BANKS:pics
JACE:be careful. we like this one.
ME:Roger.
The test range is quiet,snow blanketing the concrete in uneven patches. Wind slices in from the ridge like it’s looking for trouble.
Riley stands just ahead of me, eyes locked on her tablet, shoulders squared like she’s got something to prove—which she does. Not to me. To whoever tried to hijack her drone.
She walks me through the locked code again, double-checked, verified, squeaky clean.
“You sure you want to do this?” I ask. “You’ve got nothing to prove.”
She lifts her chin, stubborn and fierce. “Oh, but Ido. Someone twisted my work to hurt people. They don’t get to hide behind my name.”
The drone waits on the pad, ready to launch. Riley touches it the way some people touch family heirlooms—gentle but fierce, with this weird kind of affection. She talks to it like it understands.
And maybe it does.
“Locked build,” she calls. “Logging begins now.”
Major Chen nods. “Proceed.”
The drone lifts off. Steady. Beautiful. Everything works like it’s supposed to. I’ve seen a lot of tech—but watching her code do what it’s meant to do? It’s like watching a rescue happen before the first call is even made.
It hovers. Adjusts for wind. Glides like it owns the air.
Then… something’s off.
The first sign is small. A delay in response. A twitch at the edge of the turn.
Riley frowns, taps a quick check. Her diagnostics say it’s fine. But I don’t trust it.
“Riley,” I say, voice low.
“I know,” she says, already moving.
The drone tilts its nose and shoots toward the fuel truck like it’s found a target. Riley sends a kill command.

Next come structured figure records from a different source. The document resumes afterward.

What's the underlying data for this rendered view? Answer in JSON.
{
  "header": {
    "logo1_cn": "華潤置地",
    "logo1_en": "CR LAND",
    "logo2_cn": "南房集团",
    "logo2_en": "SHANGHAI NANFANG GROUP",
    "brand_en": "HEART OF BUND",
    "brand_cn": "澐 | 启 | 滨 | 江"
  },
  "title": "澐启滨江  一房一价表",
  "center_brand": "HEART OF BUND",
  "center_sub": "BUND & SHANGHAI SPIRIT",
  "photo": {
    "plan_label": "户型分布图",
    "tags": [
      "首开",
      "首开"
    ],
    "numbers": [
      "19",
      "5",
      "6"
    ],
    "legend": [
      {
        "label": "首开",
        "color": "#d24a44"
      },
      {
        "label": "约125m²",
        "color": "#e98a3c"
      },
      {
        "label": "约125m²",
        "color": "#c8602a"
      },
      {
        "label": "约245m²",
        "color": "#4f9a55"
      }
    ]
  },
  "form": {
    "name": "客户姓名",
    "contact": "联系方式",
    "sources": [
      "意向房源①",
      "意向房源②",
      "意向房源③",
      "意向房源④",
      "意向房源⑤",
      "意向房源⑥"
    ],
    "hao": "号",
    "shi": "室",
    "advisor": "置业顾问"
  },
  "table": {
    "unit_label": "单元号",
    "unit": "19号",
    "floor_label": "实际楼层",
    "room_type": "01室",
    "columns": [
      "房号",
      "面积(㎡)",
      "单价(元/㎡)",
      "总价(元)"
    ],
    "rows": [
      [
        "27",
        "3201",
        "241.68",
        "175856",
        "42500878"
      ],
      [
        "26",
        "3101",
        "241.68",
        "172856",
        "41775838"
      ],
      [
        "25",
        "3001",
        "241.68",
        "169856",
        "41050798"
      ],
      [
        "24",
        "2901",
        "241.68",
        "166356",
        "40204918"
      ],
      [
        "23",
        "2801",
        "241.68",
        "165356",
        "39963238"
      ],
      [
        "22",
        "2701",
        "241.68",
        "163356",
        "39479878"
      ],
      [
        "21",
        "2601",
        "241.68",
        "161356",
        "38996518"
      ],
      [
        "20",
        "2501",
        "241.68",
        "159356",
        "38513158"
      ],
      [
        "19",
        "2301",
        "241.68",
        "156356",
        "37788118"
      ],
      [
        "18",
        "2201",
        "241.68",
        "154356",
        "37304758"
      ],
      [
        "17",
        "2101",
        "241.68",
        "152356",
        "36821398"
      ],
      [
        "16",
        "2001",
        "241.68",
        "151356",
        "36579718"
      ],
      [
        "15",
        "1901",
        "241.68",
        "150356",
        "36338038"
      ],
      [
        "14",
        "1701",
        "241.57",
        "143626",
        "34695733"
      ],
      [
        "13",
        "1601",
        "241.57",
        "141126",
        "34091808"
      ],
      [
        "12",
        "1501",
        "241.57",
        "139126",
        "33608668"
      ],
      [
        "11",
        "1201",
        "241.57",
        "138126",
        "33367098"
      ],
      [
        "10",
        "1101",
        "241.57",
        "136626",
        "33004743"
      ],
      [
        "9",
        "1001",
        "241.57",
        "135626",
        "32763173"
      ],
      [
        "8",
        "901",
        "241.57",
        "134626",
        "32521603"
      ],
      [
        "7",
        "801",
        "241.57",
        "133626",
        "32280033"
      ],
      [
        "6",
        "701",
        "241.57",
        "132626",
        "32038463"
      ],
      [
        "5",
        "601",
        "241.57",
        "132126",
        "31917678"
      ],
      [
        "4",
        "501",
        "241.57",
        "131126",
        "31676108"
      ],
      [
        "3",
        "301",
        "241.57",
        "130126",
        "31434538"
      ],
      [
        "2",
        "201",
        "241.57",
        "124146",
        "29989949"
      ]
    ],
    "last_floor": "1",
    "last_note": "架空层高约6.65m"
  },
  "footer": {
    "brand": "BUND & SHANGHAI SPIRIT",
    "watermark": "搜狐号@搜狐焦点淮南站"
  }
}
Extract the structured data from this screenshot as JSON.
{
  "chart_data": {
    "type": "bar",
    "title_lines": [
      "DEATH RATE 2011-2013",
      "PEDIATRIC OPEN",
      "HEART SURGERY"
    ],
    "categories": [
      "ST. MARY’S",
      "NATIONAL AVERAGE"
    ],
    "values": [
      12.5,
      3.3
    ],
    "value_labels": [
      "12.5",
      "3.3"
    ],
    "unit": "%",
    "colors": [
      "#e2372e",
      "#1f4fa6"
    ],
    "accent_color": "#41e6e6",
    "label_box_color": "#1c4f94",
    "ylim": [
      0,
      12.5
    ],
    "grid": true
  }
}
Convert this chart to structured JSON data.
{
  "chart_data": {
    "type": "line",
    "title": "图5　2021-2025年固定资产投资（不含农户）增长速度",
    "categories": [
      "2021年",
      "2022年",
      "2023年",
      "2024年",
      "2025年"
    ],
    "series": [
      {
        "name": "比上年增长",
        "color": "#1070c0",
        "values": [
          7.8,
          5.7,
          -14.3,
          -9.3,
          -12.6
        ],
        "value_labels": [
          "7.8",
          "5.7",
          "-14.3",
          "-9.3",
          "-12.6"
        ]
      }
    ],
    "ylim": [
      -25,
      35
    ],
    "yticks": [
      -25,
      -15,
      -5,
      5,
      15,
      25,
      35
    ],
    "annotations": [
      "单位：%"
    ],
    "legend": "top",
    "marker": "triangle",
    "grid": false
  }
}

The drone ignores it and speeds up.
“EMP ready?” I call.
My guy nods. “Charged.”
And then instinct takes over.
I grab Riley and pull her down, cover her with my body, one arm over her head. She’s tense but doesn’t fight me this time. My chest is pressed against her back. I breathe in the scent of her—coffee, solder, something soft underneath it all. My pulse steadies because that’s what I do.
I protect.
“Now,” I call.
The EMP pops like thunder. The drone twitches, folds, crashes into the snow just feet from the fuel truck.
Silence.
Then the laughter—nervous, relieved, real.
“You okay?” I ask softly, still not moving.